A suicide bomber exploded a car in the middle of a funeral gathering in an Iraqi town north of Baghdad today, killing 13 people and wounding at least 35.
The blast in Khalis, some 50 miles from Baghdad, was the bloodiest attack in Iraq since an interim government took charge from US-led occupiers on June 28th.
A senior police commander was among those wounded in the attack on the funeral for the brother of the town's mayor, police said.
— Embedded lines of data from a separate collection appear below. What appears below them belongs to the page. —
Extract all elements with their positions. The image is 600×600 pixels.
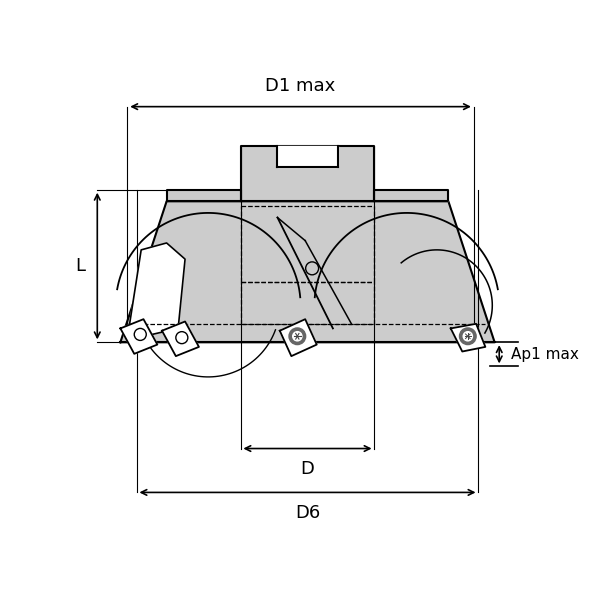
Text: D6: D6 (295, 504, 320, 522)
Text: L: L (76, 257, 86, 275)
Polygon shape (451, 324, 485, 352)
Circle shape (463, 332, 472, 341)
Circle shape (293, 332, 302, 341)
Polygon shape (121, 319, 157, 354)
Text: D: D (301, 460, 314, 478)
Polygon shape (280, 319, 317, 356)
Polygon shape (374, 190, 448, 202)
Polygon shape (162, 322, 199, 356)
Polygon shape (121, 202, 494, 342)
Text: D1 max: D1 max (265, 77, 335, 95)
Polygon shape (241, 146, 374, 202)
Polygon shape (277, 146, 338, 167)
Polygon shape (130, 243, 185, 335)
Circle shape (289, 328, 305, 344)
Text: Ap1 max: Ap1 max (511, 347, 578, 362)
Circle shape (460, 328, 476, 344)
Polygon shape (167, 190, 241, 202)
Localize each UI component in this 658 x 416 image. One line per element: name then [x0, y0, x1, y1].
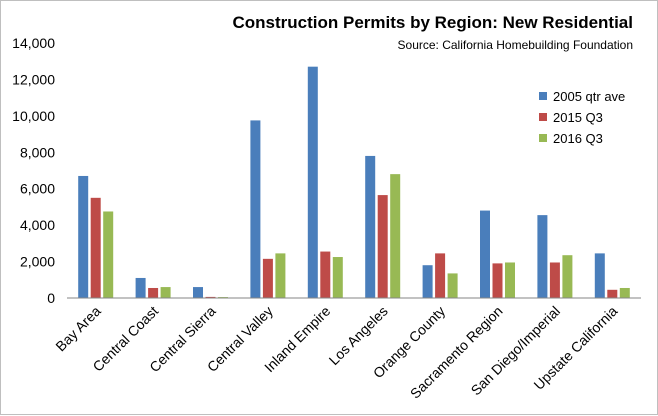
legend-label: 2015 Q3 [553, 110, 603, 125]
y-tick-label: 8,000 [20, 144, 55, 160]
bar-series-group [78, 66, 630, 299]
bar [205, 296, 216, 298]
bar [607, 289, 618, 298]
bar [103, 211, 114, 298]
bar [537, 215, 548, 299]
bar [160, 287, 171, 298]
chart-subtitle: Source: California Homebuilding Foundati… [398, 38, 633, 52]
y-tick-label: 12,000 [12, 71, 55, 87]
bar [390, 174, 401, 298]
bar [365, 155, 376, 298]
bar [262, 258, 273, 298]
y-tick-label: 10,000 [12, 108, 55, 124]
y-tick-label: 4,000 [20, 217, 55, 233]
bar [447, 273, 458, 298]
legend-swatch [539, 134, 547, 142]
legend-swatch [539, 113, 547, 121]
bar [148, 287, 159, 298]
chart-title: Construction Permits by Region: New Resi… [232, 13, 633, 32]
y-tick-label: 0 [47, 290, 55, 306]
bar [480, 210, 490, 298]
y-axis-tick-labels: 0 2,000 4,000 6,000 8,000 10,000 12,000 14,000 [12, 35, 55, 306]
bar [435, 253, 446, 299]
bar [594, 253, 605, 299]
bar [377, 195, 388, 298]
bar [250, 120, 261, 298]
bar [275, 253, 286, 299]
legend-swatch [539, 92, 547, 100]
bar [505, 262, 515, 298]
bar [619, 287, 630, 298]
bar [422, 265, 433, 298]
bar [549, 262, 560, 298]
bar [320, 251, 331, 298]
bar [332, 257, 343, 298]
bar [307, 66, 318, 299]
y-tick-label: 2,000 [20, 254, 55, 270]
y-tick-label: 14,000 [12, 35, 55, 51]
legend: 2005 qtr ave 2015 Q3 2016 Q3 [539, 89, 625, 146]
bar [562, 255, 573, 298]
bar [193, 287, 203, 298]
bar [135, 277, 146, 298]
bar [492, 263, 503, 298]
legend-label: 2016 Q3 [553, 131, 603, 146]
bar [78, 175, 89, 298]
x-tick-label: Bay Area [52, 303, 104, 355]
y-tick-label: 6,000 [20, 181, 55, 197]
legend-label: 2005 qtr ave [553, 89, 625, 104]
bar [90, 197, 101, 298]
Tents had been erected in the street to shelter mourners paying condolences to the man's family.
The bombing shattered a relative lull in attacks since Washington's handover to the interim government and occurred a day after US warplanes bombed a suspected militant target in Falluja, killing 13 people and wounding seven.
Prime Minister Iyad Allawi's government said it would unveil a new security law tomorrow for wider powers to combat insurgents, an announcement that has been delayed several times.
Foreign Minister Hoshiyar Zebari said yesterday the law would empower the government to impose curfews, set up checkpoints and search and detain suspects. The measures would be temporary and would apply only in parts of Iraq. Mr Allawi, like Washington, blames Saddam Hussein supporters and foreign Islamic militants for attacks that have wreaked havoc since last year's US-led invasion and has vowed to crush them.
Mr Allawi said Iraqi intelligence work had led to the US air strike on a house in Falluja, west of Baghdad, that he said was used by a group led by Jordanian militant Abu Musab al-Zarqawi, accused by Washington of links to al-Qaeda. Hospital sources said women and children were among the casualties in the raid, the fifth such strike on Falluja in three weeks and the first since the June 28th handover.
Kidnappers in Iraq released a Lebanese-born US marine whom they were earlier believed to have decapitated, the hostage's brother said. The US military in Baghdad could not immediately confirm that Wassef Ali Hassoun, missing since June 21st, had been released.
Conflicting statements on Internet sites have sown confusion about Hassoun's fate in the last few days. One Islamist group denied a claim put out in its name that he had been beheaded. The Islamic Response Movement said last night he had been moved to "safety" after pledging to leave the military.
US patrols came under fire in Falluja and Ramadi, another Sunni Muslim city west of Baghdad, witnesses said. The US military had no word on those attacks, but it said three marines were killed in action in western Iraq yesterday. The deaths brought the number of US soldiers killed in combat to more than 640 since the start of last year's war to oust Saddam.